しかし、きれいに切れたのも束の間、ある事態が勃発していることに気づきました。幅を狭くしたのは良いのですが、そのおかげでマドガードが浅くなってしまい、試しに、タイヤと同心円状にマドガードを配置してみると、タイヤとマドガードの間のクリアランスが思ったよりも大きくなってしまいました。こ、これはカッコ悪い。うーむ。。。長考の後、マドガードを圧延することで、キュッとタイヤに近づけよう、という作戦を思いつきました。それがこの画像です。マドガードの厚みよりもわずかに薄い雑誌を二冊、左右に置いて、インスタントコーヒーのビンを転がして力を加えると、マドガードが幅方向に延ばされ、その反動でマドガードの大円が、少しずつ小さくなるのです。ふぅ~、やれやれ。金切りバサミに続く難関を何とか突破。ここまでくれば終わったようなもの。

次はブレーキ軸部に共締めする小物の移設作業です。
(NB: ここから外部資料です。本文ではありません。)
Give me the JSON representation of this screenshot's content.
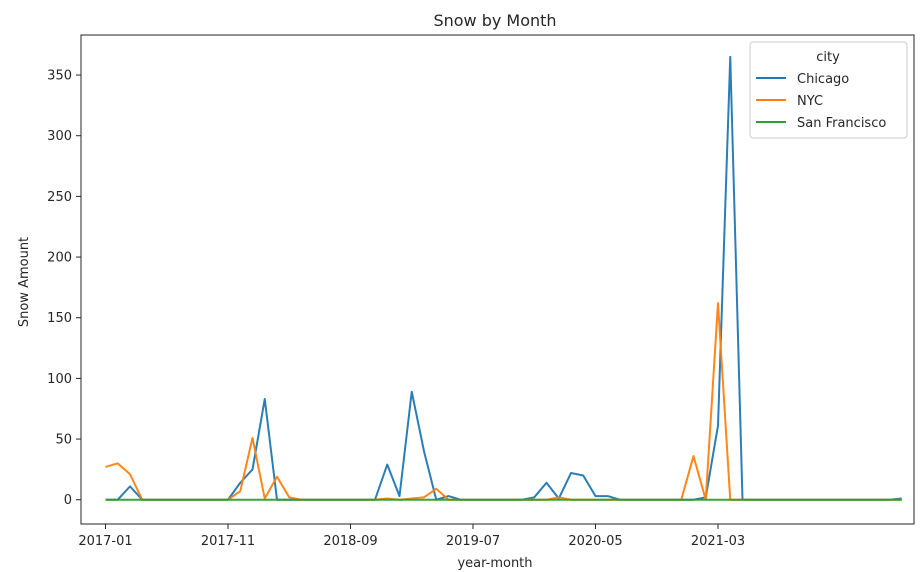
{
  "chart_data": {
    "type": "line",
    "title": "Snow by Month",
    "xlabel": "year-month",
    "ylabel": "Snow Amount",
    "x_ticks": [
      "2017-01",
      "2017-11",
      "2018-09",
      "2019-07",
      "2020-05",
      "2021-03"
    ],
    "y_ticks": [
      0,
      50,
      100,
      150,
      200,
      250,
      300,
      350
    ],
    "ylim": [
      -20,
      383
    ],
    "x_range": [
      "2016-11",
      "2022-07"
    ],
    "grid": false,
    "legend": {
      "title": "city",
      "placement": "top-right"
    },
    "x": [
      "2017-01",
      "2017-02",
      "2017-03",
      "2017-04",
      "2017-05",
      "2017-06",
      "2017-07",
      "2017-08",
      "2017-09",
      "2017-10",
      "2017-11",
      "2017-12",
      "2018-01",
      "2018-02",
      "2018-03",
      "2018-04",
      "2018-05",
      "2018-06",
      "2018-07",
      "2018-08",
      "2018-09",
      "2018-10",
      "2018-11",
      "2018-12",
      "2019-01",
      "2019-02",
      "2019-03",
      "2019-04",
      "2019-05",
      "2019-06",
      "2019-07",
      "2019-08",
      "2019-09",
      "2019-10",
      "2019-11",
      "2019-12",
      "2020-01",
      "2020-02",
      "2020-03",
      "2020-04",
      "2020-05",
      "2020-06",
      "2020-07",
      "2020-08",
      "2020-09",
      "2020-10",
      "2020-11",
      "2020-12",
      "2021-01",
      "2021-02",
      "2021-03",
      "2021-04",
      "2021-05",
      "2021-06",
      "2021-07",
      "2021-08",
      "2021-09",
      "2021-10",
      "2021-11",
      "2021-12",
      "2022-01",
      "2022-02",
      "2022-03",
      "2022-04",
      "2022-05",
      "2022-06"
    ],
    "series": [
      {
        "name": "Chicago",
        "color": "#1f77b4",
        "values": [
          0,
          0,
          11,
          0,
          0,
          0,
          0,
          0,
          0,
          0,
          0,
          14,
          25,
          83,
          0,
          0,
          0,
          0,
          0,
          0,
          0,
          0,
          0,
          29,
          3,
          89,
          40,
          0,
          3,
          0,
          0,
          0,
          0,
          0,
          0,
          2,
          14,
          1,
          22,
          20,
          3,
          3,
          0,
          0,
          0,
          0,
          0,
          0,
          0,
          2,
          61,
          365,
          0,
          0,
          0,
          0,
          0,
          0,
          0,
          0,
          0,
          0,
          0,
          0,
          0,
          1
        ]
      },
      {
        "name": "NYC",
        "color": "#ff7f0e",
        "values": [
          27,
          30,
          21,
          0,
          0,
          0,
          0,
          0,
          0,
          0,
          0,
          7,
          51,
          1,
          19,
          2,
          0,
          0,
          0,
          0,
          0,
          0,
          0,
          1,
          0,
          1,
          2,
          9,
          0,
          0,
          0,
          0,
          0,
          0,
          0,
          0,
          0,
          2,
          0,
          0,
          0,
          0,
          0,
          0,
          0,
          0,
          0,
          0,
          36,
          0,
          162,
          0,
          0,
          0,
          0,
          0,
          0,
          0,
          0,
          0,
          0,
          0,
          0,
          0,
          0,
          0
        ]
      },
      {
        "name": "San Francisco",
        "color": "#2ca02c",
        "values": [
          0,
          0,
          0,
          0,
          0,
          0,
          0,
          0,
          0,
          0,
          0,
          0,
          0,
          0,
          0,
          0,
          0,
          0,
          0,
          0,
          0,
          0,
          0,
          0,
          0,
          0,
          0,
          0,
          0,
          0,
          0,
          0,
          0,
          0,
          0,
          0,
          0,
          0,
          0,
          0,
          0,
          0,
          0,
          0,
          0,
          0,
          0,
          0,
          0,
          0,
          0,
          0,
          0,
          0,
          0,
          0,
          0,
          0,
          0,
          0,
          0,
          0,
          0,
          0,
          0,
          0
        ]
      }
    ]
  }
}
もともとレ・マイヨW専用のマドガードですから、小物の位置が所望の場所には付いていません。そこで、小物を固定していたリベットを細いドリルで撃破し、無事、小物を救出します。小物救出作業は、金切りバサミで幅を詰める前に最初にやっておきます。リベットが通っていた穴は、パテを充填してふさぎます。新しい場所に小物を固定する小穴を2個、ドリルで開けます。そしてM4ボルトで小物を固定します。裏側は近所で売っていた板ナットで受けています。
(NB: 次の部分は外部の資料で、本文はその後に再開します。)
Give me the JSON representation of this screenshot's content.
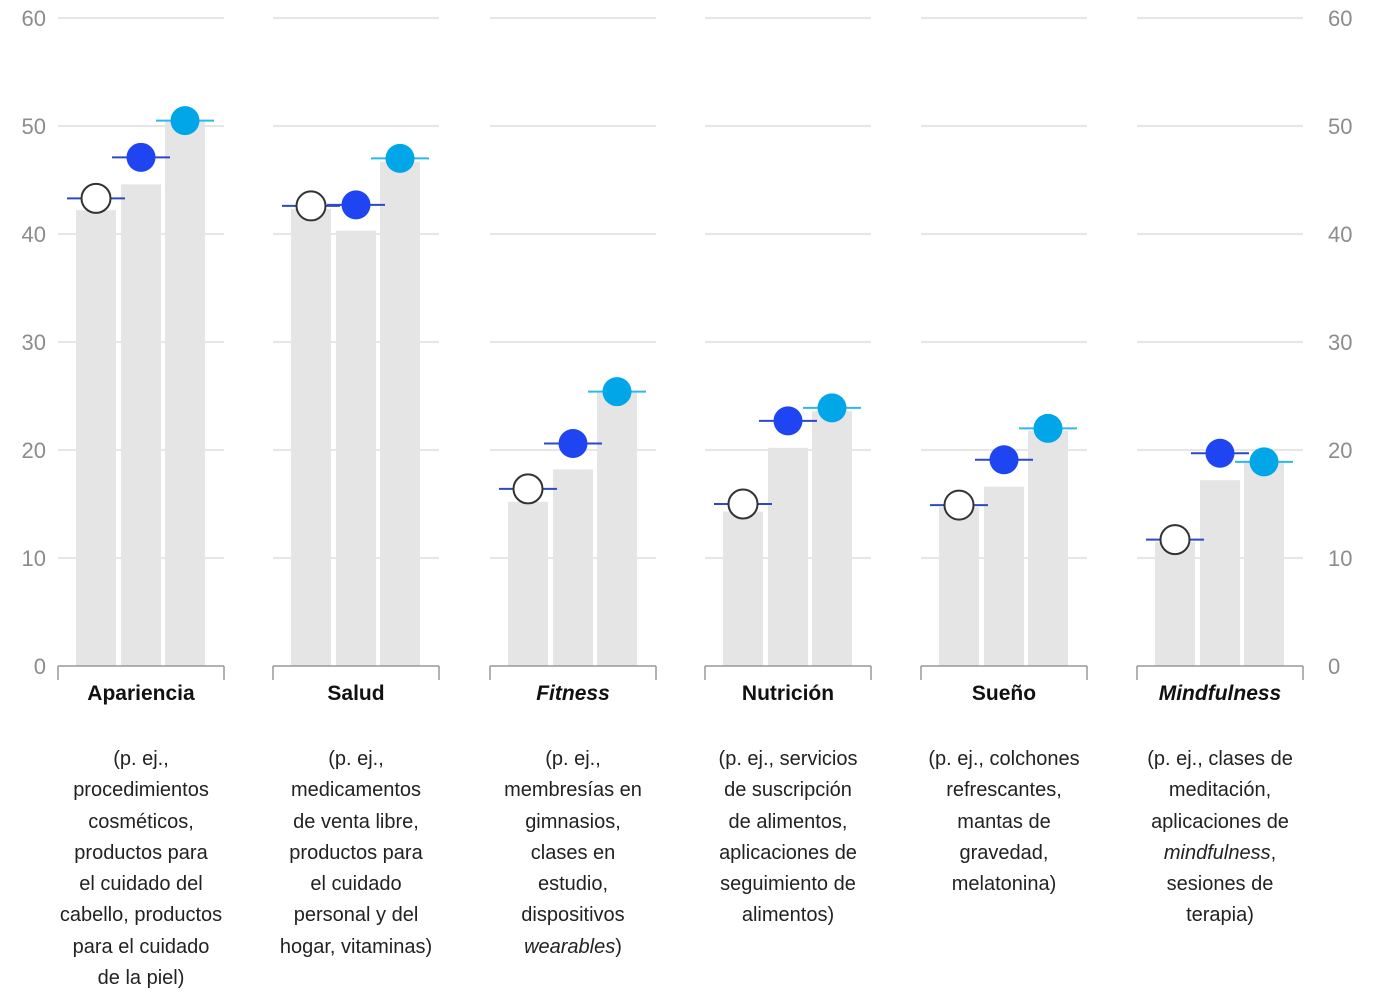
{
  "chart_data": {
    "type": "bar",
    "y_ticks": [
      "0",
      "10",
      "20",
      "30",
      "40",
      "50",
      "60"
    ],
    "ylim": [
      0,
      60
    ],
    "grid": true,
    "right_axis_labels": true,
    "colors": {
      "bar": "#e5e5e5",
      "gridline": "#e6e6e6",
      "axis": "#999999",
      "marker_outline": "#333333",
      "marker_open_fill": "#ffffff",
      "marker_mid": "#1f44f2",
      "marker_light": "#00a6e8",
      "marker_line": "#2b49c9",
      "marker_line_light": "#2bb8ee"
    },
    "categories": [
      {
        "title": "Apariencia",
        "title_italic": false,
        "desc_lines": [
          [
            "(p. ej.,"
          ],
          [
            "procedimientos"
          ],
          [
            "cosméticos,"
          ],
          [
            "productos para"
          ],
          [
            "el cuidado del"
          ],
          [
            "cabello, productos"
          ],
          [
            "para el cuidado"
          ],
          [
            "de la piel)"
          ]
        ],
        "bars": [
          42.2,
          44.6,
          50.4
        ],
        "markers": [
          43.3,
          47.1,
          50.5
        ]
      },
      {
        "title": "Salud",
        "title_italic": false,
        "desc_lines": [
          [
            "(p. ej.,"
          ],
          [
            "medicamentos"
          ],
          [
            "de venta libre,"
          ],
          [
            "productos para"
          ],
          [
            "el cuidado"
          ],
          [
            "personal y del"
          ],
          [
            "hogar, vitaminas)"
          ]
        ],
        "bars": [
          42.3,
          40.3,
          46.7
        ],
        "markers": [
          42.6,
          42.7,
          47.0
        ]
      },
      {
        "title": "Fitness",
        "title_italic": true,
        "desc_lines": [
          [
            "(p. ej.,"
          ],
          [
            "membresías en"
          ],
          [
            "gimnasios,"
          ],
          [
            "clases en"
          ],
          [
            "estudio,"
          ],
          [
            "dispositivos"
          ],
          [
            "",
            "wearables",
            ")"
          ]
        ],
        "bars": [
          15.2,
          18.2,
          25.3
        ],
        "markers": [
          16.4,
          20.6,
          25.4
        ]
      },
      {
        "title": "Nutrición",
        "title_italic": false,
        "desc_lines": [
          [
            "(p. ej., servicios"
          ],
          [
            "de suscripción"
          ],
          [
            "de alimentos,"
          ],
          [
            "aplicaciones de"
          ],
          [
            "seguimiento de"
          ],
          [
            "alimentos)"
          ]
        ],
        "bars": [
          14.3,
          20.2,
          23.6
        ],
        "markers": [
          15.0,
          22.7,
          23.9
        ]
      },
      {
        "title": "Sueño",
        "title_italic": false,
        "desc_lines": [
          [
            "(p. ej., colchones"
          ],
          [
            "refrescantes,"
          ],
          [
            "mantas de"
          ],
          [
            "gravedad,"
          ],
          [
            "melatonina)"
          ]
        ],
        "bars": [
          14.7,
          16.6,
          21.8
        ],
        "markers": [
          14.9,
          19.1,
          22.0
        ]
      },
      {
        "title": "Mindfulness",
        "title_italic": true,
        "desc_lines": [
          [
            "(p. ej., clases de"
          ],
          [
            "meditación,"
          ],
          [
            "aplicaciones de"
          ],
          [
            "",
            "mindfulness",
            ","
          ],
          [
            "sesiones de"
          ],
          [
            "terapia)"
          ]
        ],
        "bars": [
          11.5,
          17.2,
          19.0
        ],
        "markers": [
          11.7,
          19.7,
          18.9
        ]
      }
    ]
  }
}
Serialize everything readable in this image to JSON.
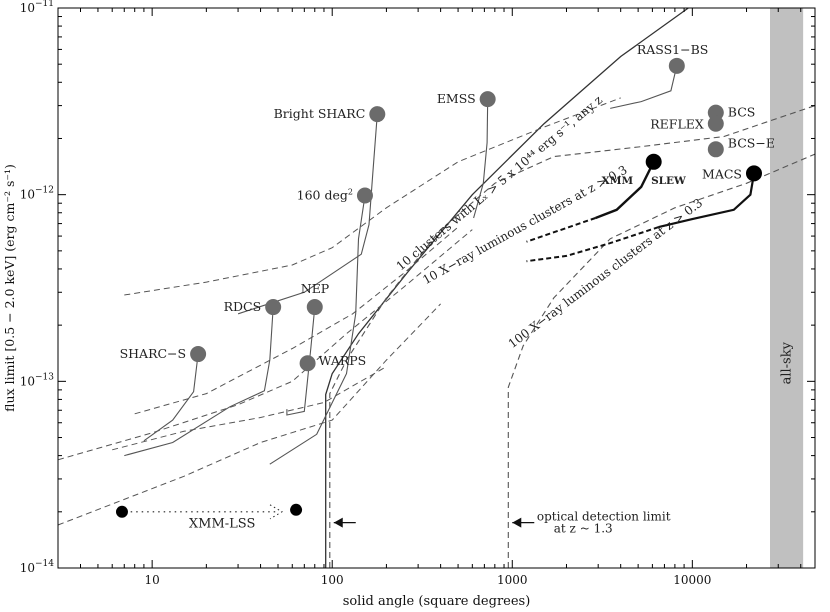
{
  "chart_data": {
    "type": "scatter",
    "title": "",
    "xlabel": "solid angle (square degrees)",
    "ylabel": "flux limit [0.5 − 2.0 keV] (erg cm⁻² s⁻¹)",
    "x_scale": "log",
    "y_scale": "log",
    "xlim": [
      3,
      48000
    ],
    "ylim": [
      1e-14,
      1e-11
    ],
    "x_ticks": [
      {
        "value": 10,
        "label": "10"
      },
      {
        "value": 100,
        "label": "100"
      },
      {
        "value": 1000,
        "label": "1000"
      },
      {
        "value": 10000,
        "label": "10000"
      }
    ],
    "y_ticks": [
      {
        "value": 1e-14,
        "base": "10",
        "exp": "−14"
      },
      {
        "value": 1e-13,
        "base": "10",
        "exp": "−13"
      },
      {
        "value": 1e-12,
        "base": "10",
        "exp": "−12"
      },
      {
        "value": 1e-11,
        "base": "10",
        "exp": "−11"
      }
    ],
    "colors": {
      "gray_survey": "#6b6b6b",
      "black_survey": "#000000",
      "allsky_band": "#c0c0c0",
      "curve": "#555555"
    },
    "surveys": [
      {
        "name": "RASS1−BS",
        "x": 8200,
        "y": 4.9e-12,
        "color": "gray",
        "label_pos": "above"
      },
      {
        "name": "EMSS",
        "x": 730,
        "y": 3.25e-12,
        "color": "gray",
        "label_pos": "left"
      },
      {
        "name": "Bright SHARC",
        "x": 178,
        "y": 2.7e-12,
        "color": "gray",
        "label_pos": "left"
      },
      {
        "name": "BCS",
        "x": 13500,
        "y": 2.75e-12,
        "color": "gray",
        "label_pos": "right"
      },
      {
        "name": "REFLEX",
        "x": 13500,
        "y": 2.4e-12,
        "color": "gray",
        "label_pos": "left"
      },
      {
        "name": "BCS−E",
        "x": 13500,
        "y": 1.75e-12,
        "color": "gray",
        "label_pos": "right"
      },
      {
        "name": "160 deg²",
        "x": 152,
        "y": 9.9e-13,
        "color": "gray",
        "label_pos": "left"
      },
      {
        "name": "MACS",
        "x": 22000,
        "y": 1.3e-12,
        "color": "black",
        "label_pos": "left"
      },
      {
        "name": "XMM SLEW",
        "x": 6100,
        "y": 1.5e-12,
        "color": "black",
        "label_pos": "below"
      },
      {
        "name": "RDCS",
        "x": 47,
        "y": 2.5e-13,
        "color": "gray",
        "label_pos": "left"
      },
      {
        "name": "NEP",
        "x": 80,
        "y": 2.5e-13,
        "color": "gray",
        "label_pos": "above"
      },
      {
        "name": "WARPS",
        "x": 73,
        "y": 1.25e-13,
        "color": "gray",
        "label_pos": "right"
      },
      {
        "name": "SHARC−S",
        "x": 18,
        "y": 1.4e-13,
        "color": "gray",
        "label_pos": "left"
      },
      {
        "name": "XMM-LSS start",
        "x": 6.8,
        "y": 2e-14,
        "color": "black",
        "label_pos": "none"
      },
      {
        "name": "XMM-LSS goal",
        "x": 63,
        "y": 2.05e-14,
        "color": "black",
        "label_pos": "none"
      }
    ],
    "annotations": {
      "xmm_lss": "XMM-LSS",
      "all_sky": "all-sky",
      "optical_limit_line1": "optical detection limit",
      "optical_limit_line2": "at z ~ 1.3",
      "curve_10_lx": "10 clusters with Lₓ > 5 x 10⁴⁴ erg s⁻¹, any z",
      "curve_10_z03": "10 X−ray luminous clusters at z > 0.3",
      "curve_100_z03": "100 X−ray luminous clusters at z > 0.3"
    }
  }
}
で、この小さいM4ボルトは、多くの方がお世話になっているボルトですが、さて何でしょう?正解は、シマノのブレーキシューを固定するボルトです。貧乏性なので中古品をいくつか保管してあったのですが、まさかこの場面で使うことになるとは!
次に、クリア塗装を剥がします。これはサンドペーパーでごしごしやります。金切りバサミで切った切り口も丸くします。仕上げは細かいヤツできれいにします。1200番程度を使ったかな?これで塗装の食いつきもバッチリでしょう。
ここまでくれば出来たも同然。あとは風のない場所で派手に新聞紙を広げて、その上に置いてスプレー塗装するだけです。立てた状態で塗装するのですが、洗濯バサミを2個使って、こいつを脚にして立てました。タレないように数回に分けて気長に塗装します。出来上がった塗装面は結構タフで、これまで7年近く乗っていますが、途中、オーバーホールの時に再塗装しただけです。する必要もなかったのですが。2年後にはフレームを青系に再塗装する予定ですが、そのときはマドガードも青系にします。

ところでマドガード。フレームとともにケルビムに依頼しようとしたのですが、簡単に断られました。当然、それ相応の対価を支払うつもりでいたのですが。
当時の店主さん曰く、「平らなアルミ板を細長く切って円弧にして取り付けても結構いけますよ」と。
26インチや700Cと違って、気の利いた市販品がなかったことも背景にあったのでしょうが、まるで対応する気のない店主の発言にはちょっといただけないものを感じました。実は、「平らなアルミ板を細長く切って円弧にし」ただけのマドガードの性能たるや、ちょっと悲しいものです。マドガードはホイール径に沿った円弧だけではだめで、タイヤ径(25mmなどの径のこと)を覆うような小さな円弧もしくは、辺縁の折り返しがないと、跳ね上げた水しぶきが左右に飛散して、あまりよろしくない結果になるのです。
そして、この小径車フレーム。発注してから9か月後に納品されましたが、出来上がった自転車は、結果的にはハンドリング特性を含めて120%満足の走行フィールを得ることができました。各部寸法から角度までジオメトリ完全指定の末だったので、どうなっても自己責任。ホント嬉しかったですね。コイツを手に入れて以来、サイクリングにロードバイクを使う機会が一気に減りました。
ところで20歳で自転車製作の道に入り18年目となる、ケルビム二代目店主の今野真一氏は、先代の一挙手一投足をすべて知り、それを乗り越えようとして努力をされているように見受けられます。期待してよい人物だと思っています。
牧野政彦氏が率いるMAKINOの広告にある一文、
「全力で製作中。オリンピックメダリストも一見のお客様も、すべて同じスタッフ、同じ工程で製作しております。」
これぞまさしく、客への真のおもてなしの具現化。客商売というのは、こうでなくちゃ。この牧野氏の心意気を、今野真一氏も持っている!・・・と今後のケルビムに大いに期待している次第です。(大脱線!!)